We next export the benchmarking data to a TCO-tool compatible format, which comprises both metadata fields as well as performance metric fields.

In [10]:
df.head()

Unnamed: 0,Inter Token 90th Percentile Latency (ms),Inter Token 99th Percentile Latency (ms),Inter Token Average Latency (ms),Time to First Token 90th Percentile Latency (ms),Time to First Token 99th Percentile Latency (ms),Time to First Token Average Latency (ms),Request 90th Percentile Latency (ms),Request 99th Percentile Latency (ms),Request Latency (ms),Requests per Second,Tokens per Second,Model,GPU Type,number_of_gpus,Precision,Execution Mode,Seq Length (ISL/OSL),Concurrency
0,9.594225,10.384453,9.041131,18.409172,19.843728,17.393711,66.557111,71.716564,62.599366,15.96136,95.768158,meta-llama/Meta-Llama-3-8B-Instruct,H100_80GB,1.0,BF16,NIM-TRTLLM,200_5,1.0
1,10.887888,11.2632,10.615027,18.011177,38.893825,18.188744,2195.40086,2265.86754,2138.4097,0.467599,93.865874,meta-llama/Meta-Llama-3-8B-Instruct,H100_80GB,1.0,BF16,NIM-TRTLLM,200_200,1.0
2,11.618933,11.998436,11.210382,62.158805,79.05302,54.133457,2390.421083,2467.364641,2294.288986,0.435829,87.527501,meta-llama/Meta-Llama-3-8B-Instruct,H100_80GB,1.0,BF16,NIM-TRTLLM,1000_200,1.0
3,11.376184,11.402237,11.155124,19.120465,19.441144,18.441507,11367.166599,11417.401786,11155.899836,0.089634,89.584068,meta-llama/Meta-Llama-3-8B-Instruct,H100_80GB,1.0,BF16,NIM-TRTLLM,200_1000,1.0
4,10.997904,13.013792,10.076813,33.621545,40.719498,30.210196,86.358385,100.114304,80.594263,24.799054,148.794324,meta-llama/Meta-Llama-3-8B-Instruct,H100_80GB,1.0,BF16,NIM-TRTLLM,200_5,2.0


In [None]:
!pip install openpyxl

In [7]:
columns = [
 'Model',
 'GPU Type',
 'Seq Length (ISL/OSL)',
 'number_of_gpus',
 'Concurrency',
 'Precision',
 'Execution Mode',
 'Inter Token 90th Percentile Latency (ms)',
 'Inter Token 99th Percentile Latency (ms)',
 'Inter Token Average Latency (ms)',
 'Time to First Token 90th Percentile Latency (ms)',
 'Time to First Token 99th Percentile Latency (ms)',
 'Time to First Token Average Latency (ms)',
 'Request 90th Percentile Latency (ms)',
 'Request 99th Percentile Latency (ms)',
 'Request Latency (ms)',
 'Requests per Second',
 'Tokens per Second'
 ]
df[columns].to_excel('data.xlsx', index=False)

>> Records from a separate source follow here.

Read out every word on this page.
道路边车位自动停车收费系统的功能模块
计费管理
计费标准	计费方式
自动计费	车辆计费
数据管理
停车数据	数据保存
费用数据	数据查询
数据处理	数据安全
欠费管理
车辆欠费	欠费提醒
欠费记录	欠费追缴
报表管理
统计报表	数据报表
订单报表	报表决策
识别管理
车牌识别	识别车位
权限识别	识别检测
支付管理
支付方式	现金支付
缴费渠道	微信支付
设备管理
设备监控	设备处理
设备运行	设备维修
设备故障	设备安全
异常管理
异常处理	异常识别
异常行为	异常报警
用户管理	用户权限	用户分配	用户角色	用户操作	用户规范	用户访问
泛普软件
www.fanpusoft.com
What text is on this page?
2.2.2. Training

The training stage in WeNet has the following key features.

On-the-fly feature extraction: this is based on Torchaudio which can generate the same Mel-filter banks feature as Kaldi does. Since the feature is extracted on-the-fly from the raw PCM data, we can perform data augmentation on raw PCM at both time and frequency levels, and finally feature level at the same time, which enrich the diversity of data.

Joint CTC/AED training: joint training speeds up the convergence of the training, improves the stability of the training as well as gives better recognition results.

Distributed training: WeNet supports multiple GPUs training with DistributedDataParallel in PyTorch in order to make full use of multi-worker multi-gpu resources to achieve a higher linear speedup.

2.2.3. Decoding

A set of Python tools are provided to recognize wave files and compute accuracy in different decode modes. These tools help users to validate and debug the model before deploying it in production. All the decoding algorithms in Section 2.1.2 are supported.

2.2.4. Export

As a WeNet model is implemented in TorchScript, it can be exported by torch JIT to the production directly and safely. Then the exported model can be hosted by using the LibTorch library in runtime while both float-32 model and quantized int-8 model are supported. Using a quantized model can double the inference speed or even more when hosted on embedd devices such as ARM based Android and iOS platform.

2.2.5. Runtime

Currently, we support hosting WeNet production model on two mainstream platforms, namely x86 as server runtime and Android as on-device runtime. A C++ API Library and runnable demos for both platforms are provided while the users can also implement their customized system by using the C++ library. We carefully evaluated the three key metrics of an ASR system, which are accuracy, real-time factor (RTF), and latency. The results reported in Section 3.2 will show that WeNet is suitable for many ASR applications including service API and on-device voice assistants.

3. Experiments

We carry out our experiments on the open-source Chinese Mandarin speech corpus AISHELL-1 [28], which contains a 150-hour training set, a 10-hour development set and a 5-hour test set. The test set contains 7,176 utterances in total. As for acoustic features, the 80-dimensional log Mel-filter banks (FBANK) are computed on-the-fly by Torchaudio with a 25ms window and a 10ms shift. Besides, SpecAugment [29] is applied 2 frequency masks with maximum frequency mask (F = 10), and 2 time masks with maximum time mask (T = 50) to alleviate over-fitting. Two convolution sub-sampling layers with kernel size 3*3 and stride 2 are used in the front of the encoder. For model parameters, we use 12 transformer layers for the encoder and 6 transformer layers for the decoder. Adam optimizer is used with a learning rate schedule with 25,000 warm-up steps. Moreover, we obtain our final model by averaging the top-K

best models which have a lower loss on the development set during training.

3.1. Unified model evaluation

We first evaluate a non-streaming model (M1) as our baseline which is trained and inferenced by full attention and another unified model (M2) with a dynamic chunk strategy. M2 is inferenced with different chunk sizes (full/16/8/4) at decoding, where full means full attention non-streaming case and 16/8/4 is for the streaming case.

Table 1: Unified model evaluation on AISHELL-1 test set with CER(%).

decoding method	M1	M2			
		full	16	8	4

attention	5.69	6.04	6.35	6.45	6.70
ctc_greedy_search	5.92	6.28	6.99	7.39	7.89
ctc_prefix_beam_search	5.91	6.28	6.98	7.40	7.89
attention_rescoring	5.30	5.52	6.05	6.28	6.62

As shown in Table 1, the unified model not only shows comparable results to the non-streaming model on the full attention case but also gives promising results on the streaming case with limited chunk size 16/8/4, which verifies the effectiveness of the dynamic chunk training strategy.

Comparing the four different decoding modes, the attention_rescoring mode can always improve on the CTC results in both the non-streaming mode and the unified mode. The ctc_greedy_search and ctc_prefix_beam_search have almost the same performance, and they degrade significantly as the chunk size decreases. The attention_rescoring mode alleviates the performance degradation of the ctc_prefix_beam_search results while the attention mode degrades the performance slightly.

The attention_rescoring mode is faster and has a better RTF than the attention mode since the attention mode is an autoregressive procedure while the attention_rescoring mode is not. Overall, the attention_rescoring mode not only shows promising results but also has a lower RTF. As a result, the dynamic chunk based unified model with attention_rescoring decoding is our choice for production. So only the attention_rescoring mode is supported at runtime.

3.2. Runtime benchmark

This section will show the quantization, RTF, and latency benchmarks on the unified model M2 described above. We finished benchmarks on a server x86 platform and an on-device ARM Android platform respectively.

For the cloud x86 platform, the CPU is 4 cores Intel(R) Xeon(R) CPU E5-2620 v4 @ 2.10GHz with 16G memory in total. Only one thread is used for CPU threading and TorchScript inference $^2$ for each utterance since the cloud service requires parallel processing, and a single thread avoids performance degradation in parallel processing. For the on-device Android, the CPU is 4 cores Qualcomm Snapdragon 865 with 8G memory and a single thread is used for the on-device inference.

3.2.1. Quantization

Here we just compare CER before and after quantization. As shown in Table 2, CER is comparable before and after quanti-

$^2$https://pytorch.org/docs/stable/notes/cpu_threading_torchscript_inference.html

## Importing the data to the TCO calculator

The [NIM TCO calculator tool](https://docs.google.com/spreadsheets/d/1UF_sy89kcLIkdnK0dC-6QwcAgVDUV0ANJ22JnC2dW7g/edit?gid=0#gid=0) is implemented as a Google spreadsheet. You can use Google spreadsheet to open the excel file above, then simply copy the data rows into the "data" subsheet of the TCO calculator. That will complete the import phase and make the new data available in the TCO calculator.